In some sense, republican democracy, with checks and balances, was meant to do just that. And to a significant degree it succeeds. But perhaps a new system, epistocracy, could do even better.

In an epistocracy, political power is to some degree apportioned according to knowledge. An epistocracy might retain the major institutions we see in republican democracy, such as parties, mass elections, constitutional review, and the like. But in an epistocracy, not everyone has equal basic political power. An epistocracy might grant some people additional voting power, or might restrict the right to vote only to those that could pass a very basic test of political knowledge. Any such system will be subject to abuse, and will suffer from significant government failures. But that’s true of democracy too. The interesting question is whether epistocracy, warts and all, would perform better than democracy, warts and all.

All across the West, we’re seeing the rise of angry, resentful, nationalist, xenophobic and racist movements, movements made up mostly of low-information voters. Perhaps it’s time to put aside the childish and magical theory that democracy is intrinsically just, and start asking the serious question of whether there are better alternatives. The stakes are high.
Let's leave aside the echoes of #BasketofDeplorables and take the proposal seriously, as Rod Dreher has. (Property qualifications? Literacy tests? Weren't we there earlier?)
Brennan is not wrong to criticize the flaws in democracy. Giving people the vote is no guarantee that they will use it wisely.

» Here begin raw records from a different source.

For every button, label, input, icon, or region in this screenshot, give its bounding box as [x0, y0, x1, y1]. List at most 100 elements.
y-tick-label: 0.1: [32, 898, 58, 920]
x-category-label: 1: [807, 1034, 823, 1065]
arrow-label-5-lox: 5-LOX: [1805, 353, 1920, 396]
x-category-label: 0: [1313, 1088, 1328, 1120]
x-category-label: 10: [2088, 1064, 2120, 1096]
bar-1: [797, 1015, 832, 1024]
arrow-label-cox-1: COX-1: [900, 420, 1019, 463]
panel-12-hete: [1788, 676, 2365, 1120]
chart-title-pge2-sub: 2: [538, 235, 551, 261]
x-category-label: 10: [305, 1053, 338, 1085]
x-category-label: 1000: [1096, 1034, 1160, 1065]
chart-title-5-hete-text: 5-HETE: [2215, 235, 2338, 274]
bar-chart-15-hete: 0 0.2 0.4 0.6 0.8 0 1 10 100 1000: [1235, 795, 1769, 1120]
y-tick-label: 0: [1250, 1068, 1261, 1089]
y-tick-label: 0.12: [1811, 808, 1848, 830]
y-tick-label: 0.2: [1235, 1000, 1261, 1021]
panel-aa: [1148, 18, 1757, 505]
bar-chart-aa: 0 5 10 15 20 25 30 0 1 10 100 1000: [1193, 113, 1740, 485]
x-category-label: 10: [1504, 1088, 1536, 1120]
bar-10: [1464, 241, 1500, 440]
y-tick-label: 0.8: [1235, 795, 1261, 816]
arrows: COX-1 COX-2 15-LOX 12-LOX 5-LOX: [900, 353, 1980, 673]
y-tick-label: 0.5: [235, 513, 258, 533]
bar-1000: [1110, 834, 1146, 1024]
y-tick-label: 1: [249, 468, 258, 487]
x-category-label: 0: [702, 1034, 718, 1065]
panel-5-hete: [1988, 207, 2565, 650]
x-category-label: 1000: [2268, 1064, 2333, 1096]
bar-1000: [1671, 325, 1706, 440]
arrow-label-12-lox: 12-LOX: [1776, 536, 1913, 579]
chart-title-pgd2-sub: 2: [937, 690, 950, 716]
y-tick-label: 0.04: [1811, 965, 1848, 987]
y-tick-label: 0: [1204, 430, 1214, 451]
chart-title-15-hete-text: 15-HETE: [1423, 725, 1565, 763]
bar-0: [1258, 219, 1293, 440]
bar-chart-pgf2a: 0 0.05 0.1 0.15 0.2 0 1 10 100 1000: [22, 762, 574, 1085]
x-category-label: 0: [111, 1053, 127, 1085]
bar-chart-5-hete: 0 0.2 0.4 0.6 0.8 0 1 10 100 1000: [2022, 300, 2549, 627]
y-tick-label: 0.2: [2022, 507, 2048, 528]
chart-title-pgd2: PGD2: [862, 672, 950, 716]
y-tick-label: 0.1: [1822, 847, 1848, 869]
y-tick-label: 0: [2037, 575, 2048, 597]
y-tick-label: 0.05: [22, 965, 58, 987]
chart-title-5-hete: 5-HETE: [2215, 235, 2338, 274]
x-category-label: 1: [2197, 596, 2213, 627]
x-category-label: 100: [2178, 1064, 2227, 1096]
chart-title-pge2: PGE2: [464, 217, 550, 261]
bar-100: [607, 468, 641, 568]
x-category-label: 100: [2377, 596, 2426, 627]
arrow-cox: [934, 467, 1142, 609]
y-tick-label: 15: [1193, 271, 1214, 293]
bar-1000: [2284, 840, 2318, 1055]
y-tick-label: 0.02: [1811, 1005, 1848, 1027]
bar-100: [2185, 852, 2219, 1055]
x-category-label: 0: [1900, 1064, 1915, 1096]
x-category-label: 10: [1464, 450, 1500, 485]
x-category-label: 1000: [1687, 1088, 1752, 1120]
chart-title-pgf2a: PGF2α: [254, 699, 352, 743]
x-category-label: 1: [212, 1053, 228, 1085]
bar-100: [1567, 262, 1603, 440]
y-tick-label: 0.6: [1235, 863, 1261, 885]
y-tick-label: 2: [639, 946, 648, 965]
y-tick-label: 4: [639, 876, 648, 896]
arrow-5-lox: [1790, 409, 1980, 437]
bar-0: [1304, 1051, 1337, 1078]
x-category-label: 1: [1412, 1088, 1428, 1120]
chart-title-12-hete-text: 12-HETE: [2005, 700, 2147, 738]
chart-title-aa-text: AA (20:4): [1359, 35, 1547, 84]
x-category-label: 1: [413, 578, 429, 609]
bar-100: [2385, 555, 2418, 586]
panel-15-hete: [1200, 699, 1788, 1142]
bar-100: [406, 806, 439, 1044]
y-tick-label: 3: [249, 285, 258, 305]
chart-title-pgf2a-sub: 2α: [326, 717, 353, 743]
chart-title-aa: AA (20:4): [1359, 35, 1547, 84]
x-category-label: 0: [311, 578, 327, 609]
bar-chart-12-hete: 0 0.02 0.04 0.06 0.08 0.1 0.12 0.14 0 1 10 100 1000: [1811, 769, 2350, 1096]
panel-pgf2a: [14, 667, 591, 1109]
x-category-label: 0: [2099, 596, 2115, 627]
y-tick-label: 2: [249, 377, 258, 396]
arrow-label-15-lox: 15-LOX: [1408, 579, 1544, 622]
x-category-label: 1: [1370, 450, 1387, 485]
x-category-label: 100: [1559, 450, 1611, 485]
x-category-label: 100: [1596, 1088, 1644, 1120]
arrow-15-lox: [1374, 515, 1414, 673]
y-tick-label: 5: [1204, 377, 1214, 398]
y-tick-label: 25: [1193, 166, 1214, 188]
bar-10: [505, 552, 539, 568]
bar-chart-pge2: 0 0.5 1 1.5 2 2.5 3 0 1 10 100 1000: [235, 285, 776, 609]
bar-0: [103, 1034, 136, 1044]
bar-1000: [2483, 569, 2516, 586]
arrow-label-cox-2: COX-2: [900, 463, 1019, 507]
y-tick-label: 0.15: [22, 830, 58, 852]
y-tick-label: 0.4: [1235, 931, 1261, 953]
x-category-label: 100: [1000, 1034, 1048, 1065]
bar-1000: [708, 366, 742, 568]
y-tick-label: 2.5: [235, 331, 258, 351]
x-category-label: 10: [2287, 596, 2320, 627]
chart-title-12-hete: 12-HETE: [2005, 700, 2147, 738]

But restricting the vote to the cognitive elite is no solution. I would rather be ruled by the first thousand people through the gates at the Daytona 500 than the people in that room Friday night with Hillary Clinton and Barbra Streisand. Guess who holds more power already in our society? That’s right: the cognitive elite. That’s how it works in a meritocracy. Prof. Brennan’s epistocracy would only give them more — for our own good.
Never mind that single-use zoning is for our own good, as is uneven regulation of controlled substances and Common Core.  That the epistocracy can be as subject to preference cascades and group think ought be reason enough to limit their powers.
I am no fan of racism, sexism, and the litany of deplorable thoughtcrimes that Mrs. Clinton mentioned on Friday. But I am genuinely frightened of powerful people like those gathered in that room who get to define what constitutes racism and all the rest, and use that as a way to destroy heretics who deviate from their puritanical gospel.
"Heretics" is about right. But by their fruits, whether parking craters or health insurance collapses, shall we know them.